Perhaps the best known phenomena of fasting is increases in autophagy, a cellular “cleaning process”. There is some good animal evidence to also suggest that fasting may increase longevity; however, the data in humans is short term and long term data is not available, so much of this is still speculation8.


Intermittent fasting offers a food-flexible approach to dieting and may have some unique metabolic benefits for health and longevity. From a fat loss perspective, intermittent fasting can be an excellent tool, mainly due to controlling calorie intakes.

Intermittent fasting can be used in its widely known format of a 16 hour fast followed by an 8 hour feasting window; the alternate day fasting approach with a 24 hour fast followed by a 24 hour feast. Intermittent fasting is easy to follow in that it does not limit or restrict food, allows one to eat without tightly tracking calories.

Abdulali alzagzag
Posted on: Sun, 03/03/2024 - 19:54

We, Muslims, fast for an entire month in the year that we are obligated to do in our religion, and we fast every two days, which are Mondays and Thursdays.

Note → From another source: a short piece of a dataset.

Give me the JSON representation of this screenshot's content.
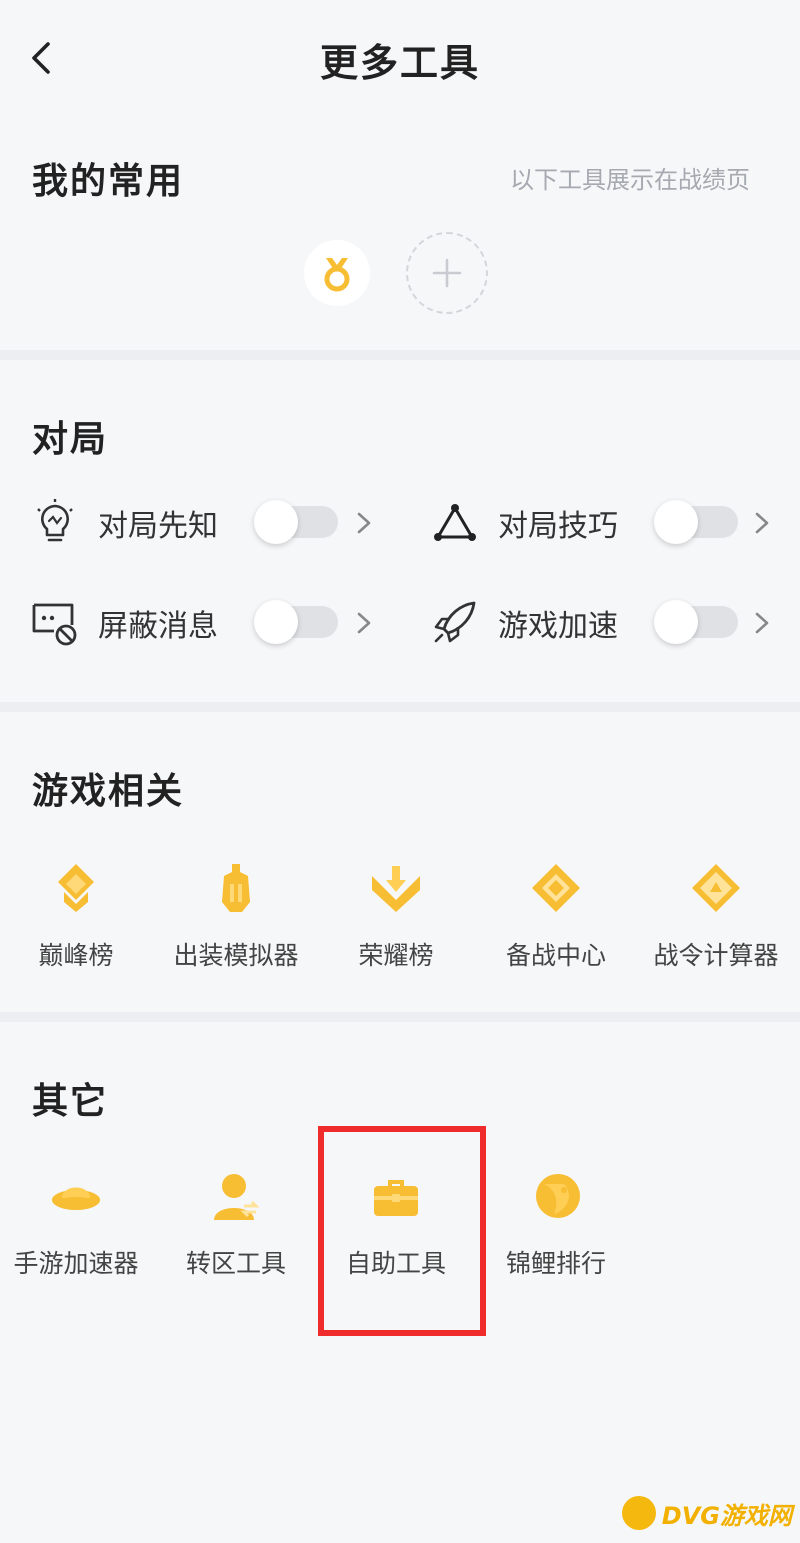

Posted on: Tue, 08/22/2023 - 02:16

Is there any scientific evidence that tells us what is the best length of time of a fast for whom? Is there effectiveness on gender as well as age?

M&S Team Badge
Posted on: Sun, 08/27/2023 - 12:20

Hi, Tim. The closest I could find was a study on Ramadan with an 18/6 fasting schedule. Based on that study, females saw some greater decreases in weight, body mass index, hydration, and fat free mass than men did, but both genders saw some sort of loss.

I can't share an external link here but the study is called "Effect of Intermittent Fasting (18/6) on Energy Expenditure, Nutritional Status, and Body Composition in Healthy Adults." Hope this helps!

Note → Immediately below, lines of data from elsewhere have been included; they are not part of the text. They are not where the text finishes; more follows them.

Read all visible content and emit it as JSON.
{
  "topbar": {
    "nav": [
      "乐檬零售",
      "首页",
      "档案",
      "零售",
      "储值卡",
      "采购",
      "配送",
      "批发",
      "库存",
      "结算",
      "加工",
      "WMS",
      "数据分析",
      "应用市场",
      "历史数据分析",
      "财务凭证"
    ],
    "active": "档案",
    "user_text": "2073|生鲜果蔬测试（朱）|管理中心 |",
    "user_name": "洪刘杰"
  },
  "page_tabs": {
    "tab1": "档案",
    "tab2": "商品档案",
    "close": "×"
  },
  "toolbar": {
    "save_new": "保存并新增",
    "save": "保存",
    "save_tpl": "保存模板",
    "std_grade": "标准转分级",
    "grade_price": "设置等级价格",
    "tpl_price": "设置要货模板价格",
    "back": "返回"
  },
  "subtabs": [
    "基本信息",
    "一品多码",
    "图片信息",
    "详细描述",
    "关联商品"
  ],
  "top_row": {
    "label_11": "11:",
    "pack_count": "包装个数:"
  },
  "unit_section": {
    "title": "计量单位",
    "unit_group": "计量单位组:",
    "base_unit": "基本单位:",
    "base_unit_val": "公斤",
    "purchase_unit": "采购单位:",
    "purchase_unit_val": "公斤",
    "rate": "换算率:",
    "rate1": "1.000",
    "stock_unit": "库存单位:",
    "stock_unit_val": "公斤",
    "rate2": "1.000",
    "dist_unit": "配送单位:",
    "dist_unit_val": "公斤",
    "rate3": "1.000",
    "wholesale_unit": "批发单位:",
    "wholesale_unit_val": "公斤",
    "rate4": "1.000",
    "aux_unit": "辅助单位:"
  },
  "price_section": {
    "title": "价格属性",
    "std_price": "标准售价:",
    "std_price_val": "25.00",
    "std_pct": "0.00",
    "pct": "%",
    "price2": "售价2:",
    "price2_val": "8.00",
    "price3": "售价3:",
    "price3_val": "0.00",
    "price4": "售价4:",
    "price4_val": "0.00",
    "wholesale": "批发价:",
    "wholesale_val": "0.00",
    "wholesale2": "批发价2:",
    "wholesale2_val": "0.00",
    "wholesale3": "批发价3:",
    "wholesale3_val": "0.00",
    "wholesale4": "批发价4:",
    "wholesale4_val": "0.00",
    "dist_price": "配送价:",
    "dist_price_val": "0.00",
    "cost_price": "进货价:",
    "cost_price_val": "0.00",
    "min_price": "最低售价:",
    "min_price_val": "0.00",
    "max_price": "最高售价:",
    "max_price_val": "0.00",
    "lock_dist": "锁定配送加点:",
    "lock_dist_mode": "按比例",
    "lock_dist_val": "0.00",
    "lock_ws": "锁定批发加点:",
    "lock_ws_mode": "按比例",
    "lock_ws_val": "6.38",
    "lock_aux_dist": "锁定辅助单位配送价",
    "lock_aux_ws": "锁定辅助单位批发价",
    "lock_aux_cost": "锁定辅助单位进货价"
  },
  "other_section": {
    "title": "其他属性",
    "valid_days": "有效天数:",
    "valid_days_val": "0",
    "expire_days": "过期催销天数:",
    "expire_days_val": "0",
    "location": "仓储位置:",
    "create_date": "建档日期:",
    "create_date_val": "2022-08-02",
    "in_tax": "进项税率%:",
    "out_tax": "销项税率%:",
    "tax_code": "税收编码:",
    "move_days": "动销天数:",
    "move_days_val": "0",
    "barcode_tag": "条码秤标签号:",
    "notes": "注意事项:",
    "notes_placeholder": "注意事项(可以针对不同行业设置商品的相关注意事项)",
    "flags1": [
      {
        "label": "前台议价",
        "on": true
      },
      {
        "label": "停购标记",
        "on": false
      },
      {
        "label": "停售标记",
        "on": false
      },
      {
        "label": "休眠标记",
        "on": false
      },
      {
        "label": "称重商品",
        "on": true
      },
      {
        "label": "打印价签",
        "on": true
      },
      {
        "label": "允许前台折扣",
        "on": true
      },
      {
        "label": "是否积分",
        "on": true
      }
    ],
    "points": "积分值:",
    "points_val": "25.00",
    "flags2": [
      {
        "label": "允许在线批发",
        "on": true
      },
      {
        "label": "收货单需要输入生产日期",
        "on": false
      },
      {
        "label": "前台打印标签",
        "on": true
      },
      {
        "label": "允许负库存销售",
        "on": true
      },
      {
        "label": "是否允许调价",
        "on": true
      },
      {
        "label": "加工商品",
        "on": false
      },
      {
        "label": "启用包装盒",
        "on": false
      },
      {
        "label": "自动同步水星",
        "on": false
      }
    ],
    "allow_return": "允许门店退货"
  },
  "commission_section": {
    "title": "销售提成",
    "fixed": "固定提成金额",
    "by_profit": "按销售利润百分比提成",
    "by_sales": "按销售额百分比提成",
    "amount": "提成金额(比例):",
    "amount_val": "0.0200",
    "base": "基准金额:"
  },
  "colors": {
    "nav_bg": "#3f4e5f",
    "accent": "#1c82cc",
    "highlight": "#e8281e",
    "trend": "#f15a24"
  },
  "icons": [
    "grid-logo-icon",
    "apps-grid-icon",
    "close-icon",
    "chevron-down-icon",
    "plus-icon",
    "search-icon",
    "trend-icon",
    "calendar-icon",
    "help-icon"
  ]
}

Posted on: Sun, 08/27/2023 - 14:39

Thank you! I received an email response as well with the link to the study. Appreciate it

Posted on: Mon, 03/13/2023 - 11:50

Also, can the fasting window change? If I have a late dinner do I just push back the next day or is it best to keep the same window each day?

M&S Team Badge
Posted on: Thu, 03/23/2023 - 19:54

You should do your best to keep it in the same window, but if you must make an adjustment, push back.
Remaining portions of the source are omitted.